SEC – Securities and Exchange Commision – a federal government agency in charge of setting accounting principles. The commission has delegated the responsibility to the FASB.

FASB – Financial Accounting Standards Board – a private rule making body designated by the SEC to make accounting rules and regulations. They accept the procedures of the AICPA as part of the rules and regulations.

AICPA – American Institute of Certified Public Accountants.

GAAP – Generally Accepted Accounting Principles – the basis for the rules of financial reporting.

Accounting – an information system using dollars to describe business events and to measure a company’s business condition.

Accounting – a double entry system – every business event is described in two ways.

Fiscal year – a continuous 12 month period (not necessarily the calendar year)

Parts of the financial statement issued annually by a company.

Management letter

Management discussion of its financial position

Financial statements including

Balance sheet – shows the company’s current financial position

Income statement – shows the company’s performance during the past fiscal year

Cash flow statement – shows changes in the company’s cash position during the past fiscal year.

Explanatory notes – provide added detail about the company’s condition

Assets = Liabilities + Shareholders’ equity – an equality that must always hold.

Or

What you own = what you owe + a residual or leftover

A different view

Shareholders’ equity = Assets – Liabilities or

Leftover or Residual = Own – Owe


What makes an asset?

An asset is an asset if:

The user has control over the use of the asset and

The value of the asset is quantifiable and

The benefits in the asset are in the future

Inventory – an asset that the company has in order it to sell to consumers. (For example, the GAP has clothing to sell to consumers.)

Shareholders' equity = Stockholders' equity = Owners' equity

An asset can be recorded only if you have ownership or control of its use AND the value of the asset is quantifiable AND if the asset can be used beneficially in the future.

Current assets - assets that are used within one year

Examples include cash, receivables, inventory and prepaid rent

Long-term assets - assets that will be used up over a period exceeding one year.

Examples include land, buildings and machinery or equipment. Another example is a long-term investment in another company.

Total assets = current assets + long-term assets

Some important assets are not recorded as asses. Some examples are employee training, internally developed trademarks (such as Coca-Cola) and research (because the benefits can not be quantified).

Current liabilities - obligations that will be satisfied within one year.

Examples include accounts payable and accrued liabilities.

An accrued liability is one you know you will owe in the near future, but no formal claim has been made at this time. An example is accrued wages (for wages already earned by employees, but not yet due to be paid).

Long-term liabilities - obligations that will be satisfied more than one year from now.

Examples include long-term debt and pension obligations.

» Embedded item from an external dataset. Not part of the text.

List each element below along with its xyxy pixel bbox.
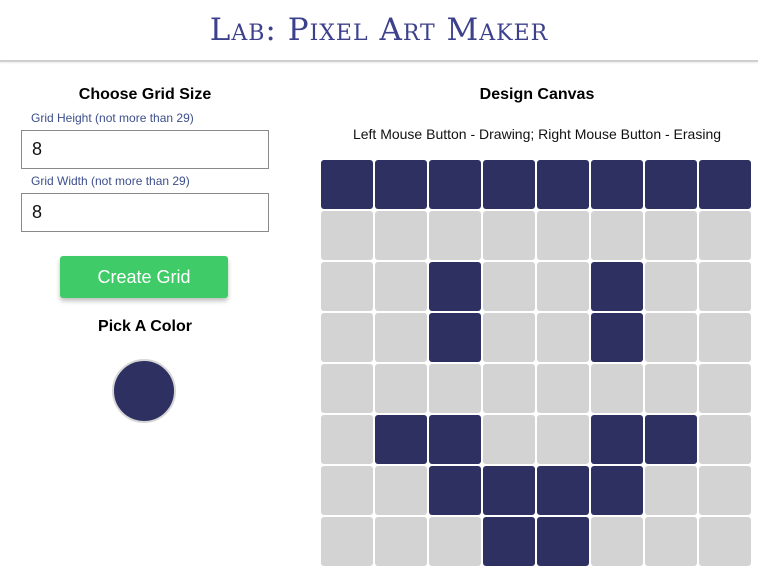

Total liabilities = current liabilities + long-term liabilities

Owners' equity includes

Common stock - shares distributed by the company in return for money (capital) contributed to the company by a shareholder. (Note that buying and selling shares in the stock market does not affect the money that has been contributed directly to the company.)

Retained earnings - money earned by the company because of its business activities and not distributed to shareholders.

Money contributed to the company in return for obtaining company shares can be split into two parts - capital stock and additional paid in capital.

The capital stock account is based on the par value or stated value of the stock. (This is frequently a nominal value [such as $1 per share] and, in some cases, is a legal technicality without real economic meaning. It is the minimum amount that an outsider can pay the company for the stock.)

A contribution to the company in excess of this nominal amount is called additional paid in capital (or a similar name such as excess contributed capital).